Cunningham, 83, launched the observance in July with a two-day Lincoln Center festival of dances he has choreographed for the Merce Cunningham Dance Company since its founding in 1953 including a new work, "Loose Time." He his preparing his company for a London season later this month. The celebration will end with an engagement at the Brooklyn Academy of Music in October 2003.
The former dancer and still-active choreographer also is making his debut in another field, art. A collection of animal and plant sketches he has made over the years has just been published under the title of "Other Animals."
Cunningham suffers from severe arthritis that has reduced him to tap dancing, the first form of dancing he studied some 70 years ago in his native Centralia, Wash., but he does the taps while seated in a chair. But he still is able to work out at the barre in his West Village studio, moving his feet only, teach several dance classes a week, and rehearse his dancers in both old and new dance works.
"Loose Time," danced by 16 members of the Cunningham company, was well received by critics who praised its "fiery and original impact" and described it as "magnificent and explosive piece." Although it is basically an ensemble work, there is one exhilarating solo performed by Holley Farmer, one of the company's lead dancers.
The score by Christian Wolff provides a dramatic thread for the work but does not give musical support to the dance movements.
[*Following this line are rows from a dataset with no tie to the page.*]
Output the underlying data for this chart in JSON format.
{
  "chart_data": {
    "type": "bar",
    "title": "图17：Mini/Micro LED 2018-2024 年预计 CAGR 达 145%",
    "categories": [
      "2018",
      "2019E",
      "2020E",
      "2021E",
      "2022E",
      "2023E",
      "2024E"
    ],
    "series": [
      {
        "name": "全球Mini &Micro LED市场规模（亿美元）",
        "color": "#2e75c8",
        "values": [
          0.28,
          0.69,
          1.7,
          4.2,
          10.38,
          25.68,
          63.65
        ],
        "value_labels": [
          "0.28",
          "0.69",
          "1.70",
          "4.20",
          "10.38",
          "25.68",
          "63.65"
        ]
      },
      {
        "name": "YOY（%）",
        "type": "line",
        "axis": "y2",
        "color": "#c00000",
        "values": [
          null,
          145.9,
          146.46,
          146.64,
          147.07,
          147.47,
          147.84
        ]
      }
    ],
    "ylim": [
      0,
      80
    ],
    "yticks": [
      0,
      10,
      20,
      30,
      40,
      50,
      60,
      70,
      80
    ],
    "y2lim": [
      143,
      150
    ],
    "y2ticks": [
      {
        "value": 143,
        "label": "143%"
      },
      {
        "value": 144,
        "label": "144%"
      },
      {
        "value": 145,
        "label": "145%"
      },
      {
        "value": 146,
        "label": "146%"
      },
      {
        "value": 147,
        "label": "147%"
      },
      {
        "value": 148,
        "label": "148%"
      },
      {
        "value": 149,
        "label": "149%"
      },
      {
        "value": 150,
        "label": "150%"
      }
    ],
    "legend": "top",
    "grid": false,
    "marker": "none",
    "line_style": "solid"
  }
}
These are performed by dancers moving independently and brought into contact with other dancers only by combinations of movements to differing sets of rhythms. It's an old choreographic trick of Cunningham's and one that is full of surprises.
The choreographer has always used chance procedures in creating his dances, and another work performed at Lincoln Center, "Suite for Five" dating from 1950, is as random in its movements as a throw of the dice. It has a score by the John Cage, who was Cunningham's collaborator in his work as well as his life partner. He and Cage have been known to consult Chinese divination books or trace imperfections in a piece of paper for compositional inspiration.
Writing in his 1975 biography, "Merce Cunningham," James Klosty said "Cunningham uses chance much as he might use a magnet, to draw possibilities to him from beyond his reach and to arrange his materials, like iron filings, into relationships he might not otherwise have seen." He also noted that Cunningham carefully recorded the results of his random compositions through performance notes and video that can be consulted by future generations of dancers.
Cunningham studied dance and theater formally at the Cornish School of Fine Arts in Seattle, where he met Cage, a pianist for dance classes there. His talents as a dancer were subsequently noticed by an associate of Martha Graham, who brought Cunningham East and enrolled him with Graham's admired company of modern dancers. Cage followed him to New York and encouraged him to form his own company.
Cunningham presented his first program on his own at the Humphrey-Weidman Studio Theater in Manhattan in 1944 but it was not until nine years later, when he had a summer residency at Black Mountain College in North Carolina, that he formed his own company. For a decade his dancers toured the United States by bus, trying to find acceptance but barely making enough to cover expenses. It took a triumphant tour of Europe in 1964 to bring them honor in their own land.
Since then, the Merce Cunningham Dance Company has been one of the nation's leading dance organizations. Some of the troupe's history is recalled by a selection of slides narrated by Cunningham and an eight-minute film showing segments of his choreography that will be shown wherever the company dances in the current anniversary season.
Cunningham's book, "Other Animals: Drawing and Journals" (Aperture, 96 pages, $30), contains journal entries from 1972 to 2000, photographs of him as a dancer, and humorous sketches of animals, insects and plants. One of the sketches, of a tree outside his hotel window, was blown up for the set of his dance, "Polarity," in 1990. The animal sketches include a parrot riding a turtle, a flower-eating lizard, a huge mosquito, a cat contemplating a bird, and an ostrich posed very much like a dancer.